TTIP has failed but they have a new agreement coming which could be even worse, but if that one fails too they have yet another one up their sleeve. The Europeans, Americans, and the Canadian neoliberals are hoping to eventually slip one of these deals through. The British government is also dead enthusiastic for it too.  Neoliberalism is like the invasion of the body snatchers - they're everywhere.

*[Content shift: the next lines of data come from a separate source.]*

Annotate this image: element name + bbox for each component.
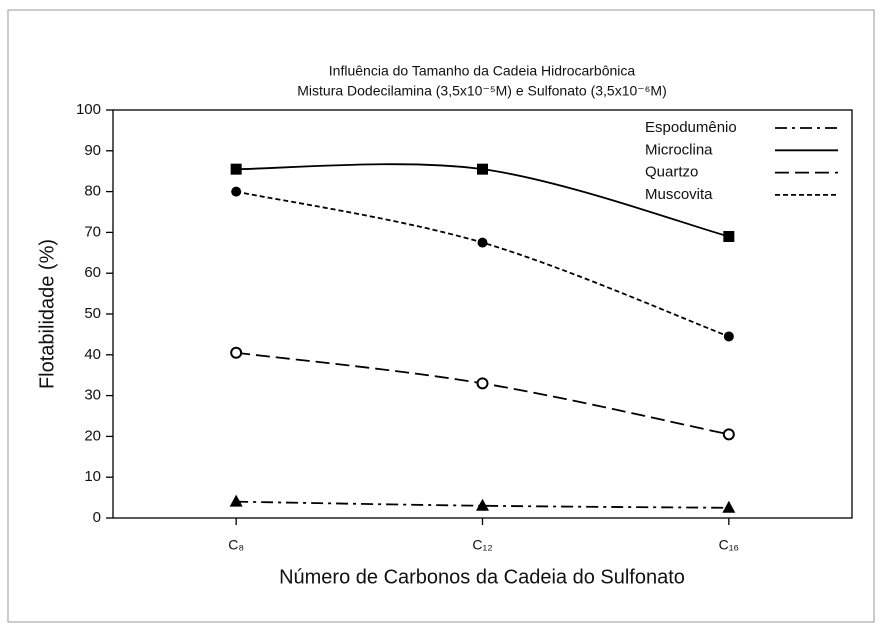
- chart-title: Influência do Tamanho da Cadeia Hidrocar…: [329, 63, 636, 79]
- series-line: [236, 500, 729, 509]
- marker: [476, 498, 489, 511]
- y-axis-label: Flotabilidade (%): [36, 239, 58, 389]
- y-tick-label: 60: [84, 264, 101, 281]
- marker: [230, 346, 243, 359]
- marker: [477, 163, 488, 175]
- marker: [722, 500, 736, 513]
- frame: [7, 9, 875, 623]
- y-tick-label: 40: [84, 346, 101, 363]
- y-tick-label: 20: [84, 427, 101, 444]
- legend-label: Espodumênio: [645, 119, 737, 136]
- legend-label: Muscovita: [645, 186, 713, 203]
- marker: [723, 230, 735, 242]
- x-tick-label: C₁₂: [472, 537, 492, 553]
- y-tick-label: 30: [84, 387, 101, 404]
- marker: [477, 237, 488, 248]
- y-tick-label: 50: [84, 305, 101, 322]
- y-tick-label: 80: [84, 183, 101, 200]
- marker: [723, 331, 734, 342]
- marker: [476, 377, 489, 390]
- y-tick-label: 90: [84, 142, 101, 159]
- y-tick-label: 0: [93, 509, 101, 526]
- marker: [229, 494, 243, 507]
- y-tick-label: 100: [76, 101, 101, 118]
- x-axis-label: Número de Carbonos da Cadeia do Sulfonat…: [279, 566, 685, 588]
- marker: [230, 163, 242, 175]
- chart-subtitle: Mistura Dodecilamina (3,5x10⁻⁵M) e Sulfo…: [297, 83, 667, 99]
- marker: [231, 186, 242, 197]
- marker: [722, 428, 735, 441]
- legend-label: Microclina: [645, 141, 713, 158]
- y-tick-label: 10: [84, 468, 101, 485]
- x-tick-label: C₈: [228, 537, 244, 553]
- y-tick-label: 70: [84, 223, 101, 240]
- legend-label: Quartzo: [645, 164, 698, 181]
- x-tick-label: C₁₆: [719, 537, 739, 553]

https://www.theguardian.com/commentisfree/2016/sep/06/transatlantic-trade-partnership-ttip-canada-eu

Excerpts:

But the lobbyists who demanded this charter for corporate rights never give up. TTIP has been booed off the stage but another treaty, whose probable impacts are almost identical, is waiting in the wings. And this one is more advanced, wanting only final approval. If this happens before Britain leaves the EU, we are likely to be stuck with it for 20 years.
The Comprehensive Economic and Trade Agreement (Ceta) is ostensibly a deal between the EU and Canada. You might ask what harm Canada could do us. But it allows any corporation that operates there, wherever its headquarters might be, to sue governments before an international tribunal. It threatens to tear down laws protecting us from exploitation and prevent parliaments on both sides of the Atlantic from legislating.
After long hours struggling with the treaty, I realised I hadn’t a hope of grasping its implications. I have had to rely on experts commissioned by groups such as Attac in Germany and the Canadian Centre for Policy Alternatives.
Like TTIP, Ceta threatens to lock in privatisation, making renationalisation (of Britain’s railways, say) or attempts by cities to take control of failing public services (as Joseph Chamberlain did in Birmingham in the 19th century, laying the foundations for modern social provision) impossible. Like TTIP, it uses a broad definition of both investment and expropriation to allow corporations to sue governments when they believe their “future anticipated profits” might be threatened by new laws.
 Like TTIP, it restricts the ways in which governments may protect their people. It appears to prohibit, for example, rules that would prevent banks from becoming too big to fail. It seems to threaten our planning laws and other commonsense protections.
Anything not specifically exempted from the agreement is considered covered. In other words, if governments do not spot a potential hazard before the hazard emerges, they are stuck with it. The EU appears to have relinquished its ability, for example, to insist that investment and retail banking be separated.
Ceta claims to be a trade treaty, but many of its provisions have little to do with trade. They are attempts to circumscribe democracy on behalf of corporate power. Millions of people in Europe and Canada want to emerge from the neoliberal era. But such treaties would lock us into it, allowing the politics we have rejected to govern us beyond the grave.

2 comments:

Tom Hickey said...

Takeaway — Ceta claims to be a trade treaty, but many of its provisions have little to do with trade. They are attempts to circumscribe democracy on behalf of corporate power. Millions of people in Europe and Canada want to emerge from the neoliberal era. But such treaties would lock us into it, allowing the politics we have rejected to govern us beyond the grave.

Kaivey said...

Beyond the grave, like the invasion of the body snatchers. The corpse keeps walking. There's too much money in it, and it's full of bribery.